# Backdrag blade on Fisher 8'HD, Dealer installed



## Grn Mtn (Sep 21, 2004)

I had my dealer install this 2 years ago for $275, it works so well that if your on old pavement it can start picking it up That is why I always take pictures in the fall and warn customers if they have bad driveways that I might end up scraping too well


----------



## Grn Mtn (Sep 21, 2004)

*Another view of backdrag edge*

here is just another view:


----------



## Antnee77 (Oct 25, 2005)

That's awesome! Did they custom fabricate that? I would love to get one!


----------



## SnowMatt13 (Jan 8, 2003)

I know Western makes a back drag edge that can be installed on the Pro Plus plows


----------



## Grn Mtn (Sep 21, 2004)

Antnee77 said:


> That's awesome! Did they custom fabricate that? I would love to get one!

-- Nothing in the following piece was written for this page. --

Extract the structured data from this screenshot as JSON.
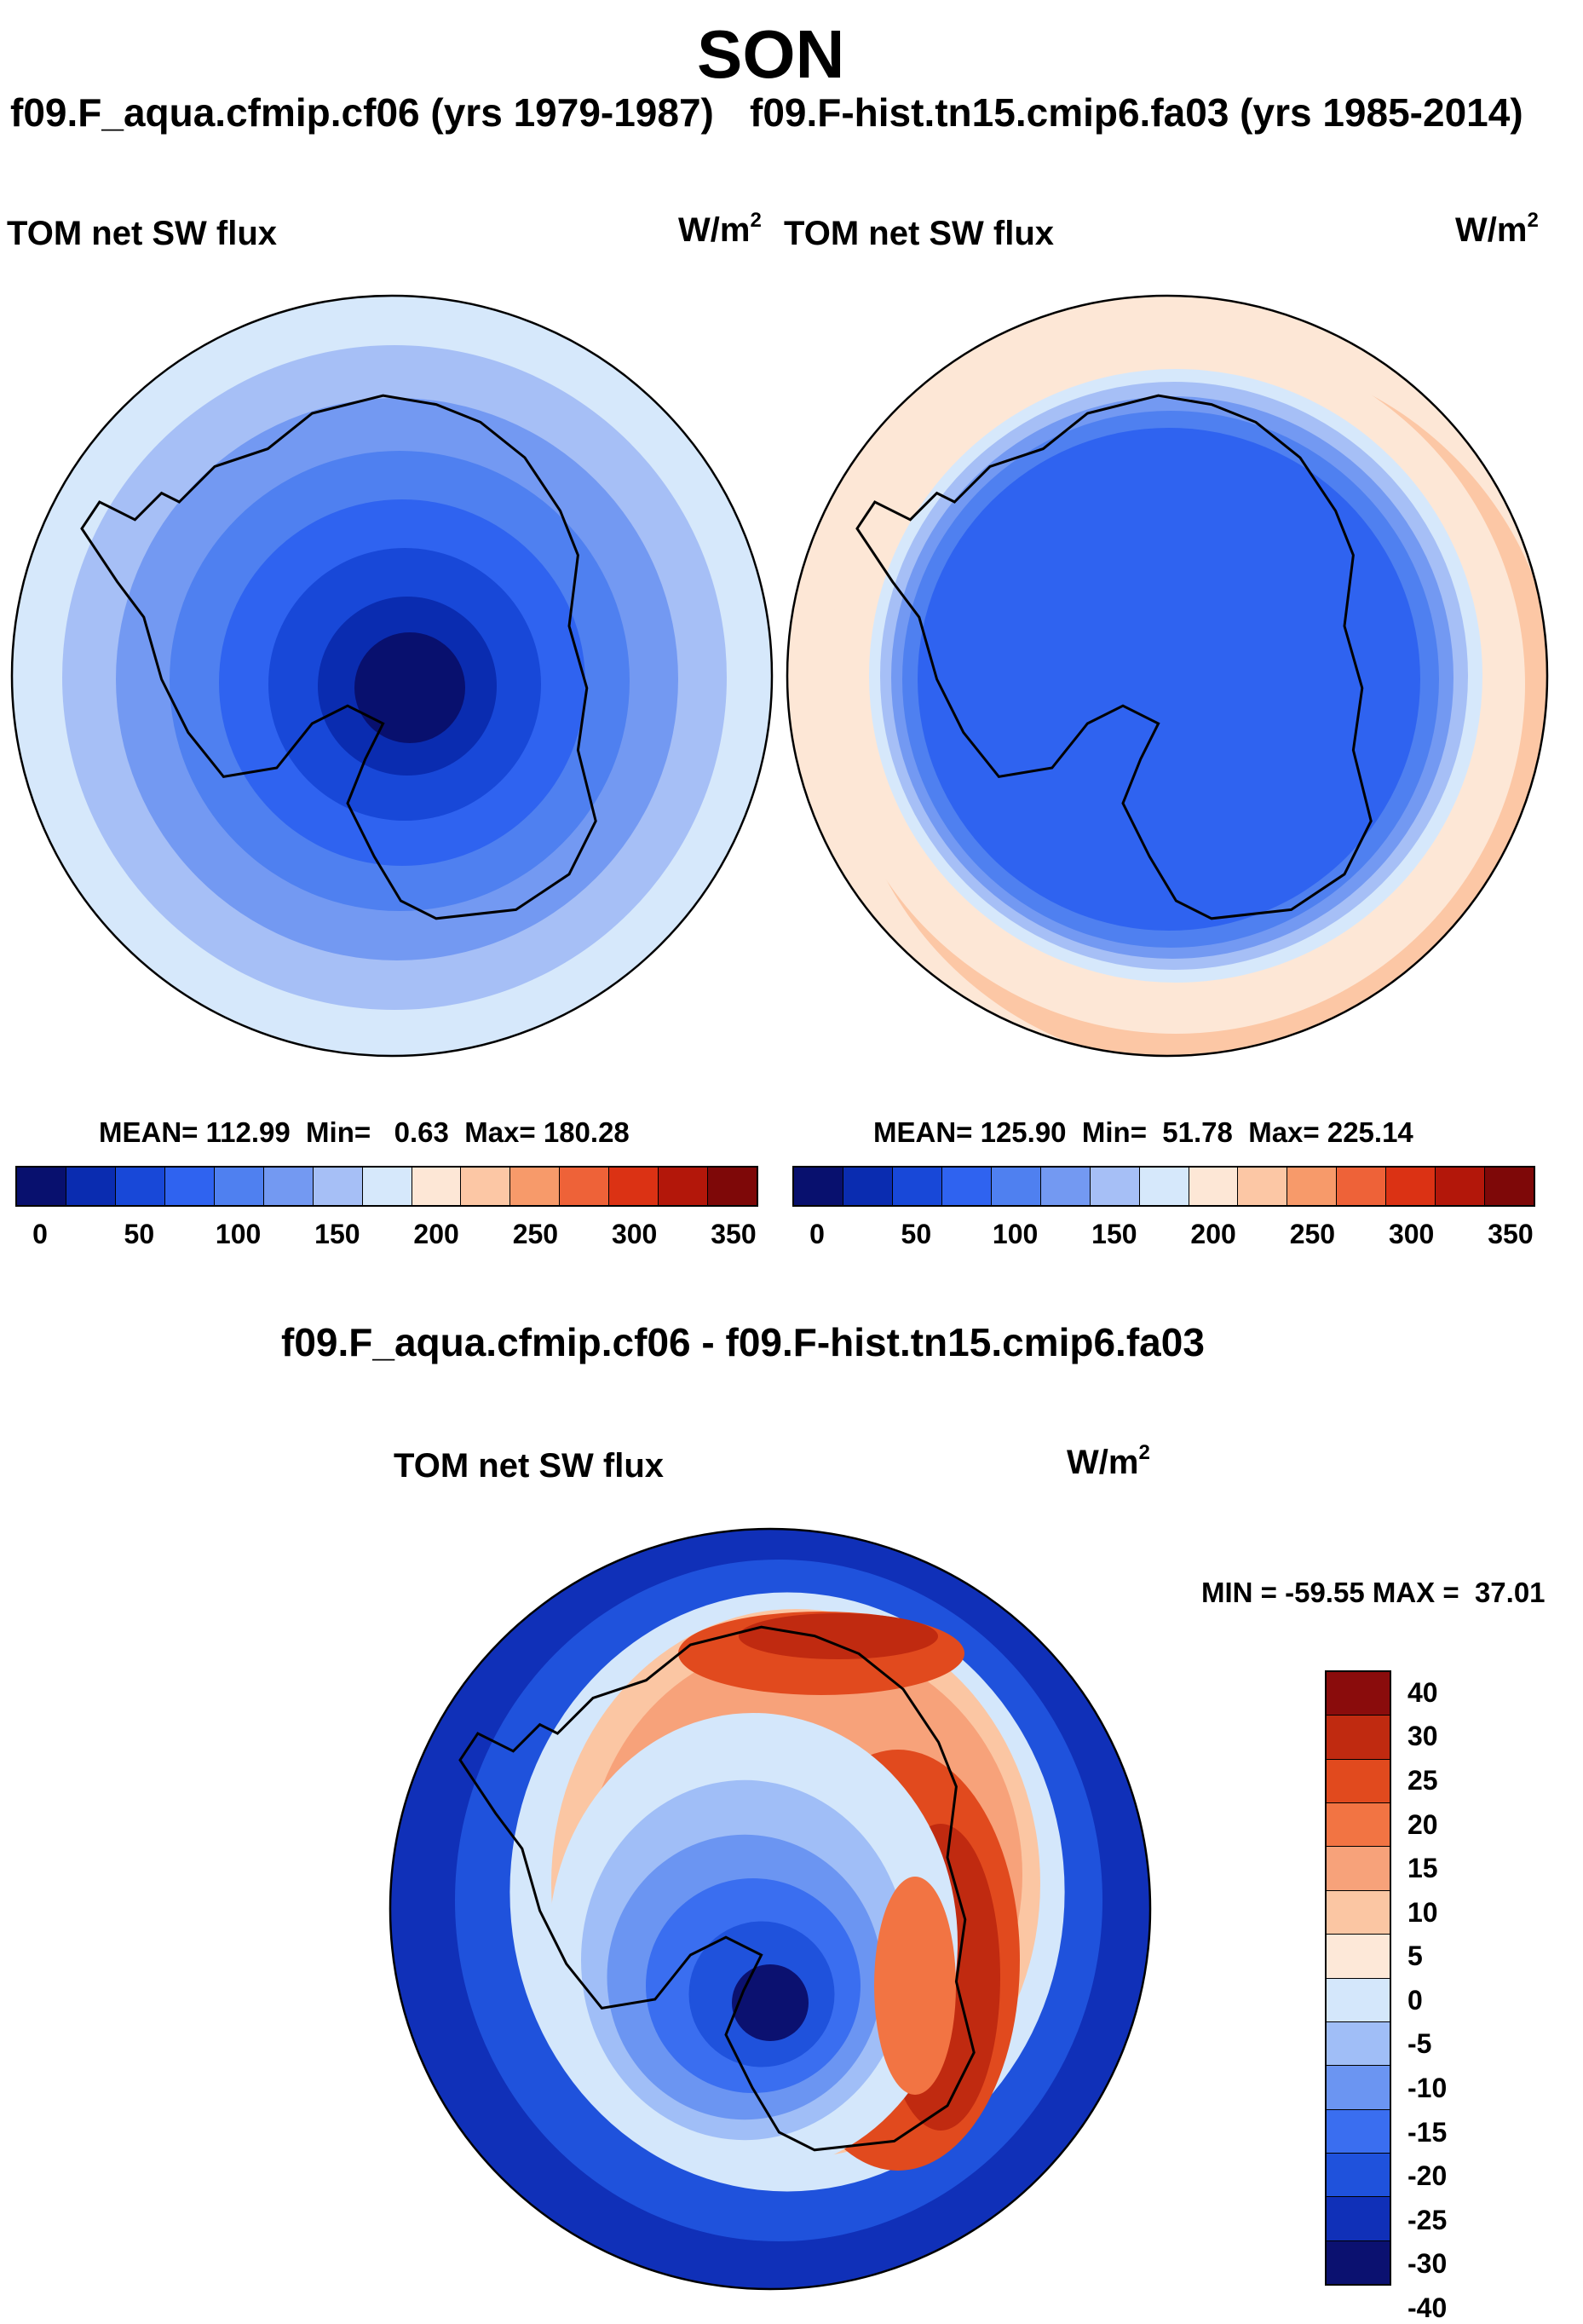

Yes the dealer is ThruWay Spring and I believe its either an employee that does it or they have someone come in an do it for them, either way I've been very pleased and I like the look of how they did it. At first I thought where they cut out for the springs and how there were only 3 hinges that something might break. But 2 years later I'm still hammering on it and no probs.


----------



## carsoncity (Jan 8, 2006)

looks sweet, gotta try that


----------



## Dirt_Werx (Nov 26, 2005)

the one i built is a little different, but im liking the look of that, ill have to talk to you cause ive gotta build another for a diff truck and might have a questiond or 2, looks good though.


----------



## Grn Mtn (Sep 21, 2004)

No prob, my phone number is on my website.


----------



## jetskiman6969 (Dec 11, 2005)

Nice job!!!


----------



## BSDeality (Dec 5, 2005)

does anyone know if this style setup would work on a LD? Backdragging the 4-5" of ice pellets today was virtually non-existant.


----------



## DeereFarmer (Dec 12, 2005)

BSDeality;371403 said:


> does anyone know if this style setup would work on a LD? Backdragging the 4-5" of ice pellets today was virtually non-existant.


Yup, it'll work. I had one on my LD, but never used it. Sorry to hijack your thread Grn Mtn.


----------



## BSDeality (Dec 5, 2005)

First Time Out;371420 said:


> Yup, it'll work. I had one on my LD, but never used it. Sorry to hijack your thread Grn Mtn.


do you still have it? wanna part with it?


----------



## DeereFarmer (Dec 12, 2005)

Sorry, I sold it in the fall. I bought it from BDavis on here. Check with him, he might have a few laying around.


----------